Quite as influential in the development of the boy's life as this instruction in the schoolroom of the Capettes were the friendships which he formed with his contemporaries among the sons of the noble family of Hangest, notably with those of Louis de Hangest, lord of Montmor, and of his brother, Adrien, lord of Genlis. To Claude, son of the nobleman last named, John Calvin was, years later, to dedicate his first book, when Claude had become abbot of Saint-Eloi at Noyon. With Joachim and Ives, and a brother of theirs whose name is now lost, sons of the seigneur of Montmor, Calvin stood in intimate school fellowship; and his relations to these households of Montmor and Genlis seem, indeed, to have been much closer than merely those of the schoolroom. To Claude he could later gratefully describe himself as "a child brought up in your house, initiated with you into the same studies." Such an association was doubtless in large part a result of the high estimate in which John Calvin's father was held by the family of Hangest; but not wholly so, for neither of John's brothers seems to have enjoyed this friendship in a similar degree, so that some share in its growth must be ascribed to the attractive qualities of the boy himself. Yet it was as no dependent on the bounty of those higher in station that Gerard Cauvin encouraged or the boy fostered a relationship which the early death of his mother may have rendered even more homelike and attractive.

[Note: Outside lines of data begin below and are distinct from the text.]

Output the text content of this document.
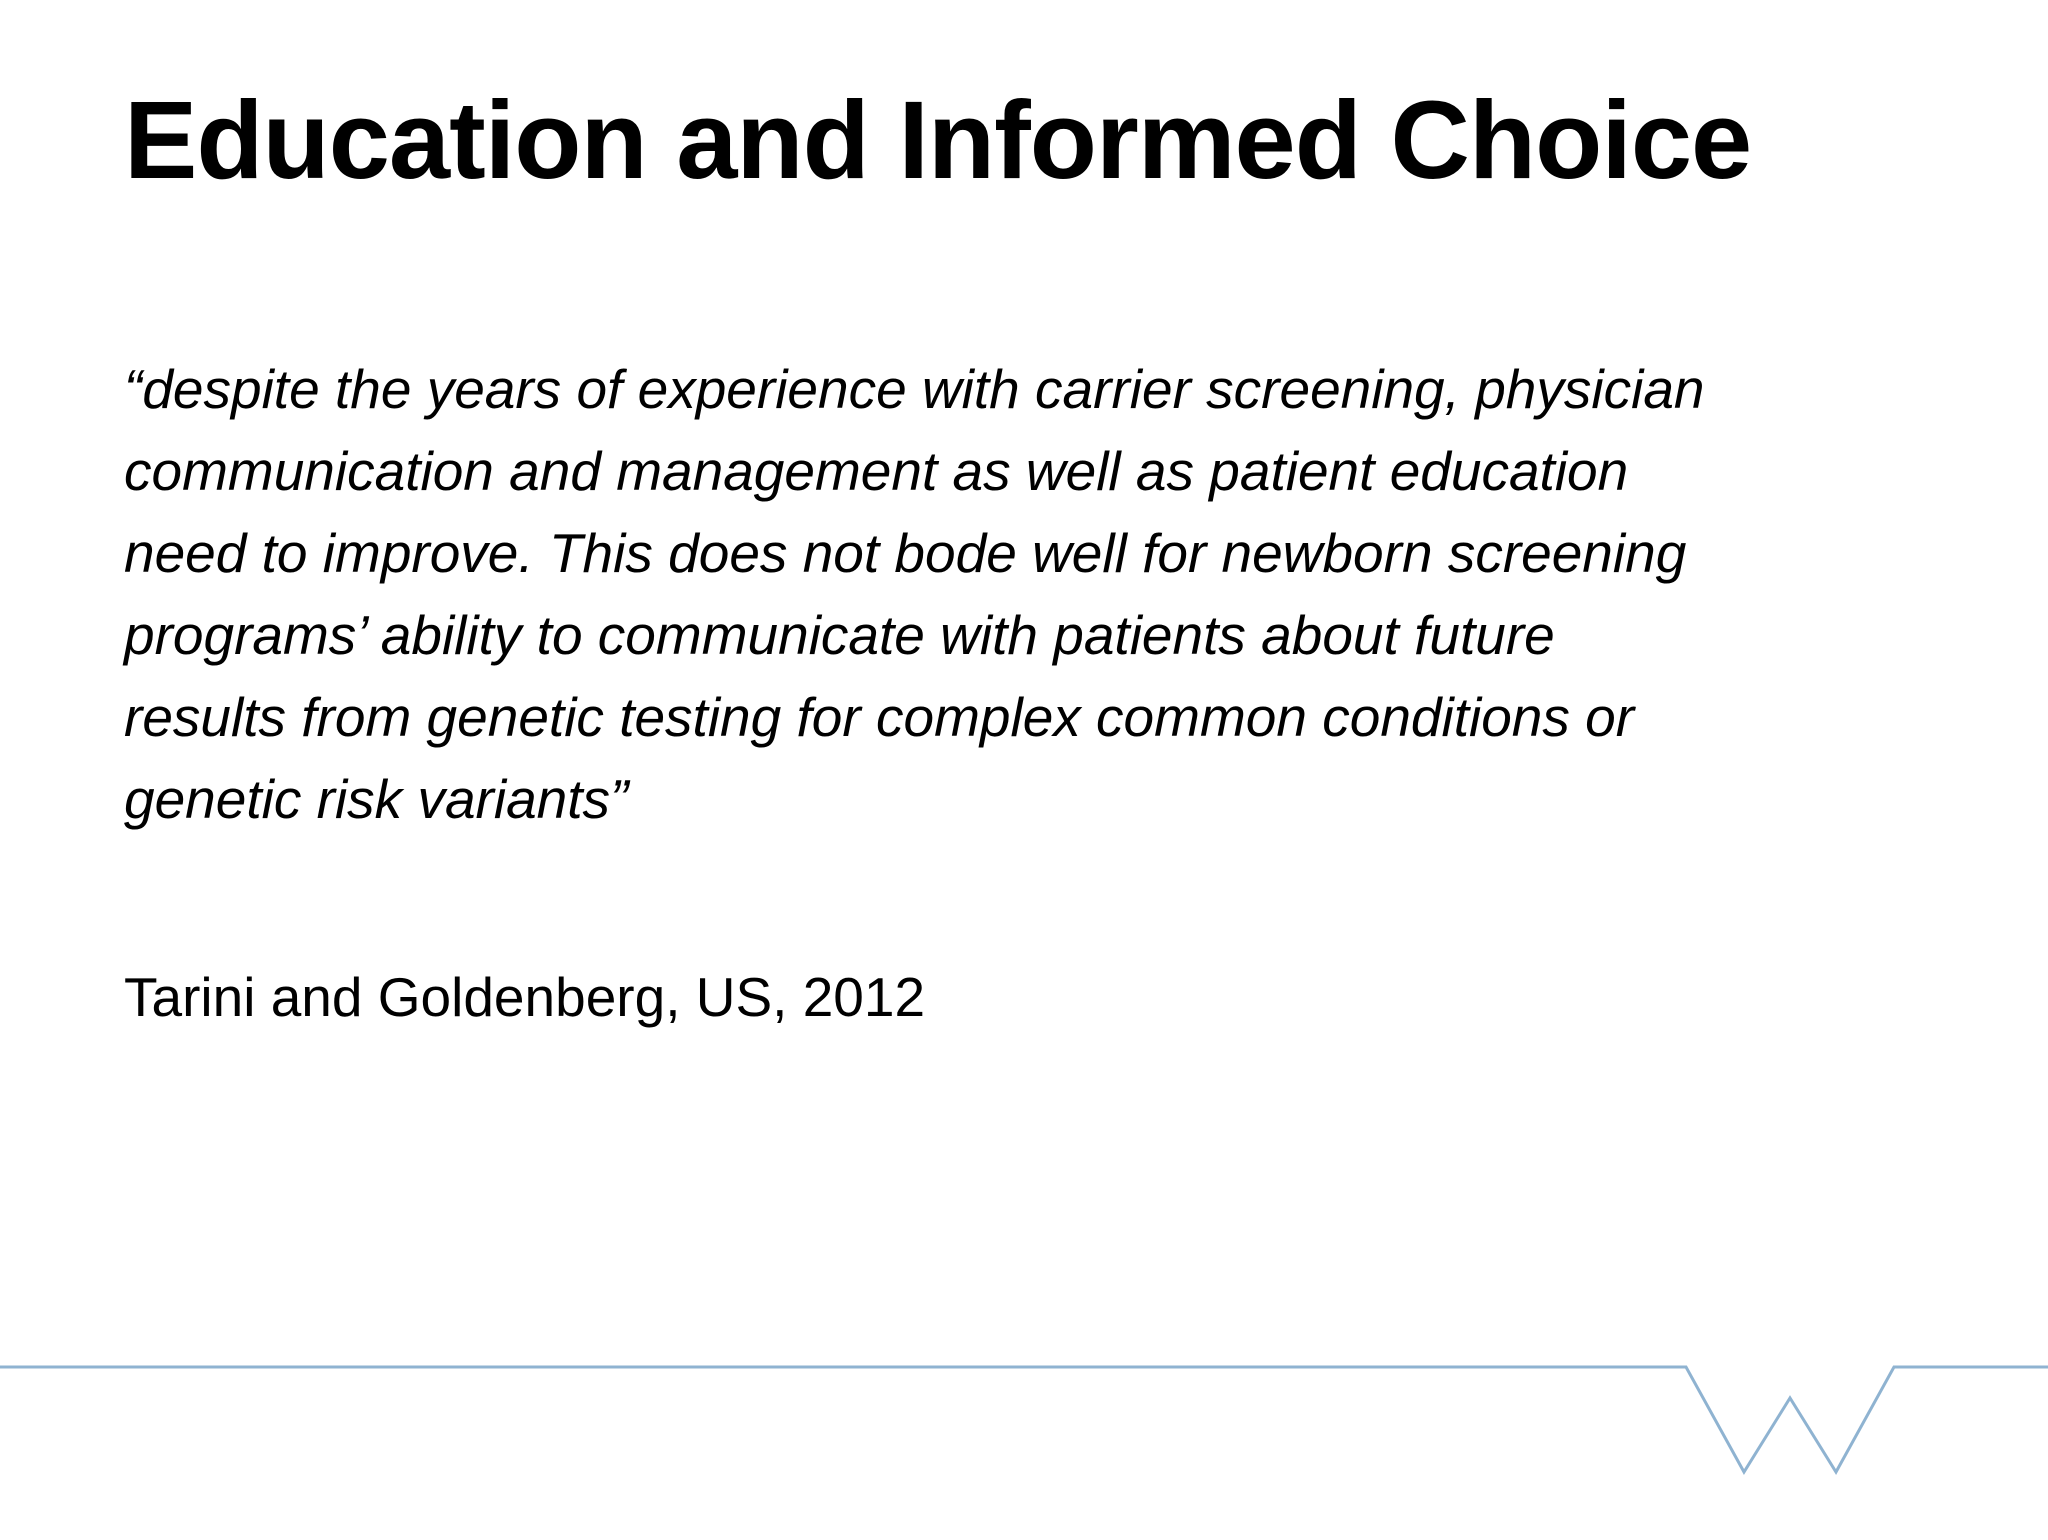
Education and Informed Choice

“despite the years of experience with carrier screening, physician
communication and management as well as patient education
need to improve. This does not bode well for newborn screening
programs’ ability to communicate with patients about future
results from genetic testing for complex common conditions or
genetic risk variants”

Tarini and Goldenberg, US, 2012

The nineteenth of May, 1521, saw the same office which Charles Cauvin had received two years before bestowed on his brother, John, who still lacked nearly two months of having reached twelve years of age when thus given an ecclesiastical charge. He doubtless received the tonsure,- the only sign of membership in a clerical order which John Calvin ever attained in the Roman Church,-but there could be no question of ordination of the youthful incumbent, whose connection with the office was purely financial. Chief of the revenues which it brought its schoolboy holder were taxes in grain, payable by the neighbouring territories of Voienne and of Eppeville (Espeville). To this benefice in the Noyon cathedral, John Calvin added, on September 27, 1527, the pastorate of Saint-Martin de Martheville,- a curacy which he exchanged, on June 5, 1529, probably for family and pecuniary reasons, for that of Pont-l'Eveque, the ancestral home of the Cauvins. His claim on the altar of La Gesine John relinquished, on April 30th of the year last mentioned, in favour of his younger brother, Antoine; but resumed it again not quite two years later, on February 26, 1531. With the income thus provided John Calvin and his brothers were enabled to carry on their studies and make their start in life.